I posted the following problem on Twitter yesterday: I have intervals \(L_1, \ldots, L_m\) which are represented as half-open intervals \(L_k = [u_k, v_k)\). I know that the intervals are all distinct and that for any two intervals \(L_i, L_j\) with \(i \neq j\) either one is contained in the other or two are disjoint.

I want to sample uniformly from all pairs \(\{(i, j) : L_i \cap L_j = \emptyset \}\), or determine that there are no such pairs. How?

A solution now follows. It might not be the optimal solution, but it’s pretty close.

The two observations that make the solution work are:

- If every interval is disjoint from at least one other interval, then rejection sampling runs in expected time at most \(O(m)\), because the probability of accepting a random pair is at least the lowest probability of selecting \(j\) disjoint from \(i\) over all \(i\).
- A root interval (one containing everything else) is contained in no disjoint pair and thus can be removed from the list without changing the distribution. If there is no root interval then every interval is disjoint from at least one other.

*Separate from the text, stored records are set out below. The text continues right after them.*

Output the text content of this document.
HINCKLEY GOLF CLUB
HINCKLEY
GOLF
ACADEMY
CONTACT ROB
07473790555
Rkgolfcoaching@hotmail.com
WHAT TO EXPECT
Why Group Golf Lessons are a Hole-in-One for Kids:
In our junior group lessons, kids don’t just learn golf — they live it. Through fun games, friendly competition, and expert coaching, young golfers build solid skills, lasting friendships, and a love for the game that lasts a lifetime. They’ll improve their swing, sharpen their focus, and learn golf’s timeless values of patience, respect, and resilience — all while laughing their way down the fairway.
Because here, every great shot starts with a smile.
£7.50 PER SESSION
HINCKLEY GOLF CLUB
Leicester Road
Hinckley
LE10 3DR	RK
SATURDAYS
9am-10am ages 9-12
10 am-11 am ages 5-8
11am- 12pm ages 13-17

To unpack the second observation: If there is no root interval, take some \(L_i\). Then \(L_i\) is contained in some maximal length interval. This is not a root interval, so there is some \(L_j\) that is not contained in it (and thus is disjoint from it). Such an \(L_j\) is necessarily disjoint from \(L_i\).

It’s easy to find a root interval in \(O(m)\), but removing it might introduce a new root-interval (in the degenerate case the whole list could be a chain of the form \(L_i = [i, m)\)).

Here’s how to simultaneously remove *all* root intervals in \(O(m \log(m))\):

First note that a root interval is necessarily of maximum length. Thus if we sort the intervals in order of decreasing length (that’s the \(O(m \log(m) \) bit. You can do it in \(O(m)\) if the interval boundaries are not-too-large intervals using bucket sort), the root intervals must form some initial prefix of the list. By renumbering where necessary lets assume that the \(L_i\) are sorted in that order.

Now calculate the intervals \(B_i = [\min\limits_{k \geq i} u_i, \max\limits_{k \geq i} v_i) \). These are the bounding intervals of the tail sets and can easily be worked out in \(O(m)\) by just iterating backwards over the list.

\(L_i\) contains all \(k \geq i\) if and only if it contains \(U_i\). So now we find the first index \(k\) that is not a root index just by iterating forward through the \(L_i\) until \(U_i\) is not contained in \(L_i\).

We now take all intervals from that point and discard everything earlier. If the set is now empty, we raise an error because there are no disjoint pairs. If it’s not empty, we can now run the rejection sampling algorithm on it as desired and have it terminate in \(O(m)\).

I *think* there’s another solution that may sometimes be better involving explicitly tracking the tree structure and counting the number of disjoint pairs that live in each sub-interval, but the solution fell apart the more I looked at it and I wasn’t convinced it was ever actually better.